On parle souvent aussi de Terry Bradshaw. Il est d’une époque un peu plus lointaine, mais ce qui ressort de lui, c’est que c’était un joueur qui se présentait quand l’enjeu était grand. Plus le match était important, plus il élevait son jeu. C’était sa marque de commerce.

Brett Favre était un guerrier incroyable. C’était un flingueur (gunslinger). Ce n’était pas un joueur qui avait peur de forcer le jeu et de courir des risques.

On peut mettre le nom de John Elway aussi qui avait un bras canon et une bonne mobilité.  

Lorsqu’on parle de passeur à l’état pur, il ne faut pas oublier Dan Marino. Il a joué dans les années 1980 et début 1990 où le jeu de passe n’était pas ce qu’il est rendu aujourd’hui. Je me demande ce que Dan Marino ferait dans les attaques présentement avec la précision, la puissance de son bras et sa façon de dégainer rapidement.

Et maintenant, où Peyton Manning se place dans cette équation?

Ce que je retiens avec tout ce que je viens d’énumérer, c’est que Manning représente un cas unique dans ce débat. Je ne crois pas qu’il y ait eu un quart qui a eu autant de responsabilités au sein d’une attaque. Tout ce qu’il a fait à la ligne d’engagement, les changements, les choix de jeux.

Je me souviens d’un commentaire de Tom Moore qui a longtemps été coordonnateur offensif avec les Colts. Il a dit qu’il ne donnait pas de jeu à Manning dans ses écouteurs, mais des concepts et il décidait où il s’en allait avec tout ça.

Par exemple, on lui disait qu’on voulait faire une course et Manning décidait ensuite la course qui allait fonctionner le mieux selon ce qu’il voyait. Peu de quarts ont eu cette latitude et ce pouvoir. C’est unique! Il n’y a personne qui a eu à faire ça. Ça pourrait faire de lui le meilleur quart.

Mais, il y a tellement de critères qui peuvent rentrer en ligne de compte et c’est ce qui fait la beauté de ce débat. Il n’y aura jamais de réponse idéale.

Néanmoins, la seule question qui peut chicoter dans le cas de Peyton Manning – et pour moi c’est quand même important – : si tu as un match à gagner, qui vas-tu choisir?

Je ne pense pas qu’il y a beaucoup de personnes qui vont répondre Peyton Manning. Il y a plus de gens qui auront Tom Brady, Joe Montana ou même le petit frère de Peyton, Eli, comme réponse. Il a extrêmement bien joué lors de ses deux présences au Super Bowl.

C’est ce qui fait que selon moi, c’est difficile de le placer comme le plus grand de l’histoire.
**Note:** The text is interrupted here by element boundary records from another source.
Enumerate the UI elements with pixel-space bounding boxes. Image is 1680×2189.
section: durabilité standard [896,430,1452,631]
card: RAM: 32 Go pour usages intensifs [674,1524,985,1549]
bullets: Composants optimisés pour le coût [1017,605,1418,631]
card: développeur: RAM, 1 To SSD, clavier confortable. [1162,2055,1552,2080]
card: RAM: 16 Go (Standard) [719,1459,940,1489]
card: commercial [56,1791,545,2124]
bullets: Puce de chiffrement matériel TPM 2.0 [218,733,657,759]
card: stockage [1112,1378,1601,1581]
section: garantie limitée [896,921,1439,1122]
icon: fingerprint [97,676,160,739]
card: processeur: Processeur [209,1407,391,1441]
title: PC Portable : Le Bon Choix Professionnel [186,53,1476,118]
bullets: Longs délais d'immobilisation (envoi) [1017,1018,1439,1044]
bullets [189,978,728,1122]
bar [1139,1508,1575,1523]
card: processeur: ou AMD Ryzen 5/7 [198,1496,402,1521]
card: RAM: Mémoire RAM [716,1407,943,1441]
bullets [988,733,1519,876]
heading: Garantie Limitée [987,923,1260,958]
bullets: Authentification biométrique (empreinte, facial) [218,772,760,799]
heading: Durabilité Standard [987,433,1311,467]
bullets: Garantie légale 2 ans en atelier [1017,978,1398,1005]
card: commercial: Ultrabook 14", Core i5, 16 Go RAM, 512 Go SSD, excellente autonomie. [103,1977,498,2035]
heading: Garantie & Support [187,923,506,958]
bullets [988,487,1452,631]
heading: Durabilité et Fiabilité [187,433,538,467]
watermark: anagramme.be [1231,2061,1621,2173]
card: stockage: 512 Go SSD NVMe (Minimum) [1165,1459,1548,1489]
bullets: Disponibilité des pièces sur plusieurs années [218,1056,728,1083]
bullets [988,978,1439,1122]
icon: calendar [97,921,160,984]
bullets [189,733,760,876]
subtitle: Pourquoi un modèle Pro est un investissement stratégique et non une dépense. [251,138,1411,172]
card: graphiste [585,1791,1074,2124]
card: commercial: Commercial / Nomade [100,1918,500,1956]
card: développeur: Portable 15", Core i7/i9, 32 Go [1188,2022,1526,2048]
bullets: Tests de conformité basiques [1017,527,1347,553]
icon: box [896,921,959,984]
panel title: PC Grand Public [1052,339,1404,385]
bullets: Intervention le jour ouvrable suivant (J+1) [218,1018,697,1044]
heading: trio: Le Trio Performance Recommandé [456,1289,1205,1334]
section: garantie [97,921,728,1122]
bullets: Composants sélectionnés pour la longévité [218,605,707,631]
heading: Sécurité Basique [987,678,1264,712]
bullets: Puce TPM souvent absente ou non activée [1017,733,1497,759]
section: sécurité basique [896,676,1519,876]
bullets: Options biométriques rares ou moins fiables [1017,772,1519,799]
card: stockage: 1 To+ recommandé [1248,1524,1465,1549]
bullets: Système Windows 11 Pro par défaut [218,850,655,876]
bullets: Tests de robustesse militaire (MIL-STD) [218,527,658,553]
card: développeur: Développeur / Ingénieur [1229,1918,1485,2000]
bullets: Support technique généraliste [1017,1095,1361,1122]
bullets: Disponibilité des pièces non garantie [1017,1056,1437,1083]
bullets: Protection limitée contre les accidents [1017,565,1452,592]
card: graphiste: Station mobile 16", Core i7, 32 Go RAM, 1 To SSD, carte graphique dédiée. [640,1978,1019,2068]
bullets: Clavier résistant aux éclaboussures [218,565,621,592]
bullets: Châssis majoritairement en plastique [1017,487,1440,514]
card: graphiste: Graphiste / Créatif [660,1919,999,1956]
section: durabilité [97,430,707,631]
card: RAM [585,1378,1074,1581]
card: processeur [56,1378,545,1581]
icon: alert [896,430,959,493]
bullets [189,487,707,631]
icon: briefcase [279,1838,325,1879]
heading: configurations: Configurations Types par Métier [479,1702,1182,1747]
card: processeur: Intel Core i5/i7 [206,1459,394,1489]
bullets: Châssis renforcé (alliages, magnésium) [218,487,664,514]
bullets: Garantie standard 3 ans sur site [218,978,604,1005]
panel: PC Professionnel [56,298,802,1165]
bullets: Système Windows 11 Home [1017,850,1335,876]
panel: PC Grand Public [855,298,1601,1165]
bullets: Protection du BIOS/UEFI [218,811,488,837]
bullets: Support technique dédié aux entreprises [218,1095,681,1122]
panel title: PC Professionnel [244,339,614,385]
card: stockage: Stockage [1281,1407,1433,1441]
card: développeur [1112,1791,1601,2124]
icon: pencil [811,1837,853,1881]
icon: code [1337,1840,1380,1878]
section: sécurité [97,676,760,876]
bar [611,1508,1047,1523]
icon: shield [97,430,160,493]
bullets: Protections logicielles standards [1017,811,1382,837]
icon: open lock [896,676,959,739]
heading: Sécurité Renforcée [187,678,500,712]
S’il fallait faire un mont Rushmore des quarts, il sera inévitablement là.

Mais pour le plus grand de l’histoire avec la dernière question que nous venons de poser, je mettrais Brady premier, Montana deuxième et ensuite Peyton Manning.

Je ne sais pas ce qu’il va faire de son après-carrière, mais je ne suis pas inquiet pour lui. S’il veut être analyste à la télévision, il va être exceptionnel. Il pourrait être entraîneur, président d’équipe ou même directeur général. Côté cérébral, il n'y a peut-être pas meilleur que lui!

C’est un grand qui a révolutionné le football qui prend sa retraite aujourd’hui! Je lui lève mon chapeau pour l’ensemble de sa carrière.